I've caught whiting on them. Prefer fresh dead peeled shrimp but the bites work too.


----------



## jcallaham (Dec 13, 2009)

they love fishbites. all you to do is find a hole full of em '


----------



## Cory S. (Jun 26, 2015)

Definitely going to try it out this weekend.


----------



## johnf (Jan 20, 2012)

I've caught whiting, pompano, cats, croaker, hardtail, small sharks, a stingray, pinfish and a few fish that I couldn't identify on fishbites.


----------



## NoMoSurf (Oct 2, 2007)

johnf said:


> I've caught whiting, pompano, cats, croaker, hardtail, small sharks, a stingray, pinfish and a few fish that I couldn't identify on fishbites.


Same for me except the stingrays.


----------



## Cory S. (Jun 26, 2015)

Yeah the only thing that I have used them for so far is for pin fish for bait. Looking forward to trying catch a few whiting on them.


----------



## engulfed (Jun 20, 2015)

I got some small whiting on them this morning. Clam & Shrimp flavors. Only the longer lasting with the reinforcing mesh will stay on more than a few casts. The regular stuff in the orange package dissolves quickly.


----------



## johnf (Jan 20, 2012)

engulfed said:


> I got some small whiting on them this morning. Clam & Shrimp flavors. Only the longer lasting with the reinforcing mesh will stay on more than a few casts.
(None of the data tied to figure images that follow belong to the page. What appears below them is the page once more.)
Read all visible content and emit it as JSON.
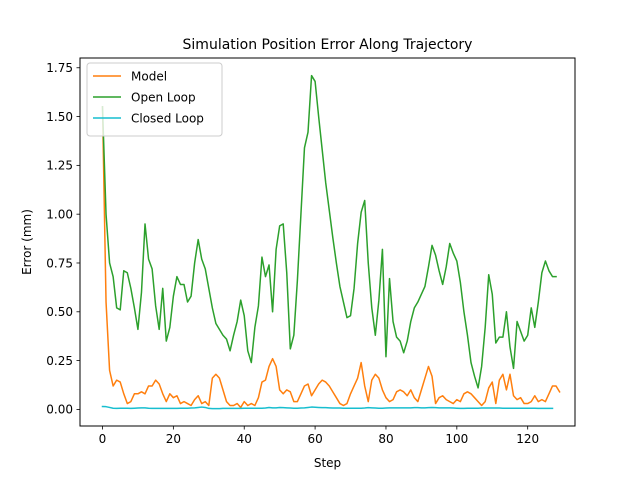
{
  "chart_data": {
    "type": "line",
    "title": "Simulation Position Error Along Trajectory",
    "xlabel": "Step",
    "ylabel": "Error (mm)",
    "xlim": [
      -6.35,
      133.35
    ],
    "ylim": [
      -0.085,
      1.8
    ],
    "xticks": [
      0,
      20,
      40,
      60,
      80,
      100,
      120
    ],
    "xtick_labels": [
      "0",
      "20",
      "40",
      "60",
      "80",
      "100",
      "120"
    ],
    "yticks": [
      0.0,
      0.25,
      0.5,
      0.75,
      1.0,
      1.25,
      1.5,
      1.75
    ],
    "ytick_labels": [
      "0.00",
      "0.25",
      "0.50",
      "0.75",
      "1.00",
      "1.25",
      "1.50",
      "1.75"
    ],
    "grid": false,
    "legend_position": "top-left",
    "series": [
      {
        "name": "Model",
        "color": "#ff7f0e",
        "values": [
          1.55,
          0.55,
          0.2,
          0.12,
          0.15,
          0.14,
          0.08,
          0.03,
          0.04,
          0.08,
          0.08,
          0.09,
          0.08,
          0.12,
          0.12,
          0.15,
          0.13,
          0.08,
          0.04,
          0.08,
          0.06,
          0.07,
          0.03,
          0.04,
          0.03,
          0.02,
          0.05,
          0.07,
          0.03,
          0.04,
          0.02,
          0.16,
          0.18,
          0.16,
          0.1,
          0.04,
          0.02,
          0.02,
          0.03,
          0.01,
          0.04,
          0.02,
          0.03,
          0.02,
          0.06,
          0.14,
          0.15,
          0.22,
          0.26,
          0.22,
          0.1,
          0.08,
          0.1,
          0.09,
          0.04,
          0.04,
          0.08,
          0.12,
          0.13,
          0.07,
          0.1,
          0.13,
          0.15,
          0.14,
          0.12,
          0.09,
          0.06,
          0.03,
          0.02,
          0.03,
          0.08,
          0.12,
          0.16,
          0.24,
          0.12,
          0.04,
          0.15,
          0.18,
          0.16,
          0.1,
          0.06,
          0.04,
          0.05,
          0.09,
          0.1,
          0.09,
          0.07,
          0.1,
          0.06,
          0.04,
          0.1,
          0.16,
          0.22,
          0.17,
          0.03,
          0.06,
          0.07,
          0.05,
          0.04,
          0.03,
          0.05,
          0.04,
          0.08,
          0.09,
          0.08,
          0.06,
          0.04,
          0.02,
          0.04,
          0.11,
          0.14,
          0.03,
          0.15,
          0.18,
          0.1,
          0.18,
          0.07,
          0.05,
          0.06,
          0.03,
          0.03,
          0.04,
          0.07,
          0.04,
          0.05,
          0.04,
          0.08,
          0.12,
          0.12,
          0.09
        ]
      },
      {
        "name": "Open Loop",
        "color": "#2ca02c",
        "values": [
          1.55,
          1.0,
          0.75,
          0.68,
          0.52,
          0.51,
          0.71,
          0.7,
          0.62,
          0.52,
          0.41,
          0.6,
          0.95,
          0.77,
          0.72,
          0.53,
          0.41,
          0.62,
          0.35,
          0.42,
          0.58,
          0.68,
          0.64,
          0.64,
          0.55,
          0.58,
          0.75,
          0.87,
          0.77,
          0.72,
          0.62,
          0.52,
          0.44,
          0.41,
          0.38,
          0.36,
          0.3,
          0.38,
          0.45,
          0.56,
          0.48,
          0.3,
          0.24,
          0.42,
          0.53,
          0.78,
          0.68,
          0.74,
          0.5,
          0.82,
          0.94,
          0.95,
          0.7,
          0.31,
          0.38,
          0.66,
          1.0,
          1.34,
          1.42,
          1.71,
          1.68,
          1.5,
          1.33,
          1.16,
          1.02,
          0.88,
          0.75,
          0.63,
          0.55,
          0.47,
          0.48,
          0.62,
          0.85,
          1.01,
          1.07,
          0.75,
          0.52,
          0.38,
          0.56,
          0.82,
          0.27,
          0.67,
          0.45,
          0.37,
          0.35,
          0.29,
          0.35,
          0.45,
          0.52,
          0.55,
          0.59,
          0.63,
          0.73,
          0.84,
          0.79,
          0.71,
          0.64,
          0.73,
          0.85,
          0.8,
          0.76,
          0.65,
          0.5,
          0.38,
          0.24,
          0.17,
          0.11,
          0.22,
          0.42,
          0.69,
          0.59,
          0.34,
          0.37,
          0.37,
          0.5,
          0.32,
          0.21,
          0.45,
          0.4,
          0.35,
          0.38,
          0.52,
          0.42,
          0.55,
          0.7,
          0.76,
          0.71,
          0.68,
          0.68
        ]
      },
      {
        "name": "Closed Loop",
        "color": "#17becf",
        "values": [
          0.015,
          0.014,
          0.01,
          0.006,
          0.005,
          0.006,
          0.006,
          0.006,
          0.005,
          0.006,
          0.007,
          0.008,
          0.008,
          0.006,
          0.005,
          0.005,
          0.005,
          0.005,
          0.005,
          0.005,
          0.005,
          0.005,
          0.006,
          0.006,
          0.006,
          0.007,
          0.008,
          0.01,
          0.012,
          0.01,
          0.005,
          0.004,
          0.004,
          0.004,
          0.005,
          0.005,
          0.005,
          0.005,
          0.005,
          0.005,
          0.006,
          0.006,
          0.006,
          0.006,
          0.006,
          0.006,
          0.007,
          0.01,
          0.008,
          0.008,
          0.01,
          0.009,
          0.008,
          0.007,
          0.006,
          0.006,
          0.007,
          0.008,
          0.01,
          0.012,
          0.011,
          0.01,
          0.009,
          0.009,
          0.008,
          0.007,
          0.007,
          0.007,
          0.006,
          0.006,
          0.006,
          0.006,
          0.006,
          0.006,
          0.007,
          0.009,
          0.008,
          0.007,
          0.006,
          0.006,
          0.007,
          0.008,
          0.008,
          0.008,
          0.008,
          0.008,
          0.008,
          0.008,
          0.009,
          0.009,
          0.008,
          0.008,
          0.009,
          0.01,
          0.009,
          0.008,
          0.008,
          0.008,
          0.008,
          0.007,
          0.006,
          0.005,
          0.005,
          0.006,
          0.006,
          0.006,
          0.006,
          0.007,
          0.007,
          0.007,
          0.007,
          0.007,
          0.007,
          0.006,
          0.006,
          0.006,
          0.006,
          0.006,
          0.006,
          0.006,
          0.006,
          0.006,
          0.006,
          0.005,
          0.005,
          0.005,
          0.005,
          0.005
        ]
      }
    ]
  }
}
The regular stuff in the orange package dissolves quickly.


Yep, I accidentally bought that this year. Didn't last nearly as long, but still caught fish.
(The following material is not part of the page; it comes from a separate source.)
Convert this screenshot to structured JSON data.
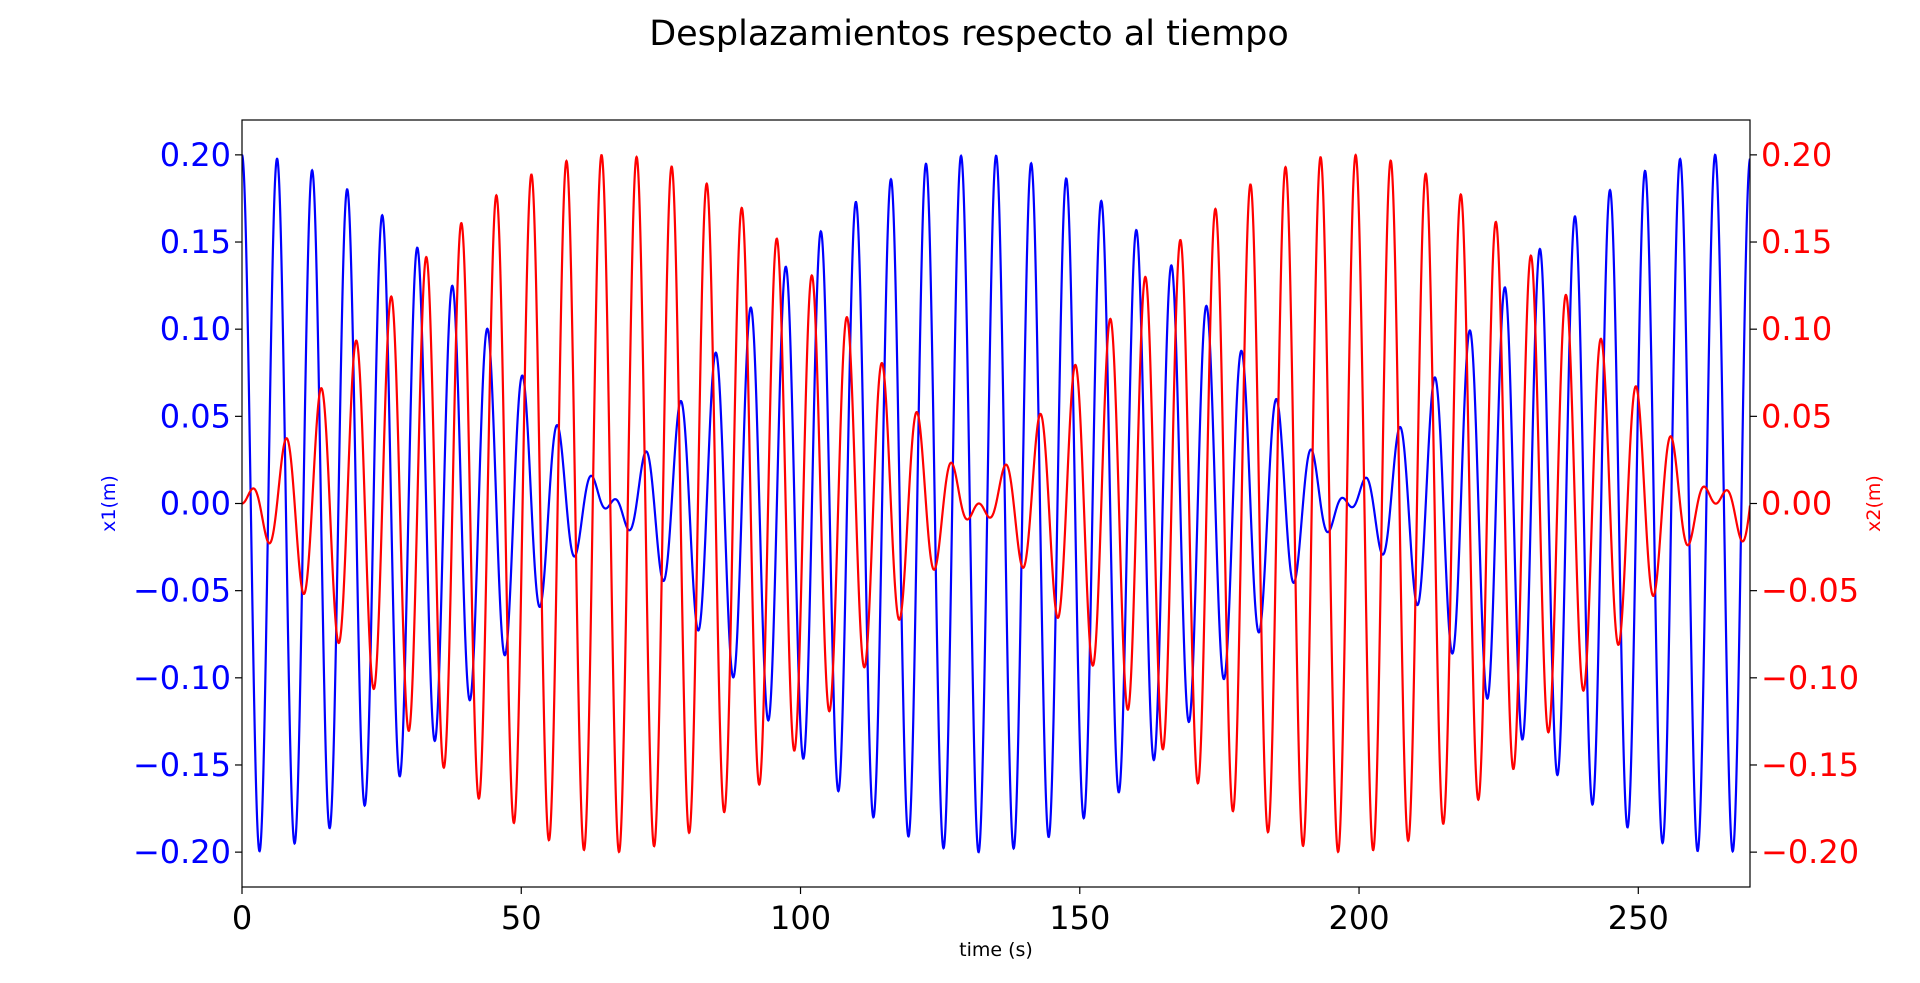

BTW I did drop some offshore and caught vermillion, rubyredlips, porgy and a triggerfish pretty much as fast as I could drop it ti the bottom. The good thing was the couldn't steal the bait and I caught something every drop. Each piece lasted 4-5 drops.

If I'm ever roped into going on another party boat I'm defiantly taking some with me.


----------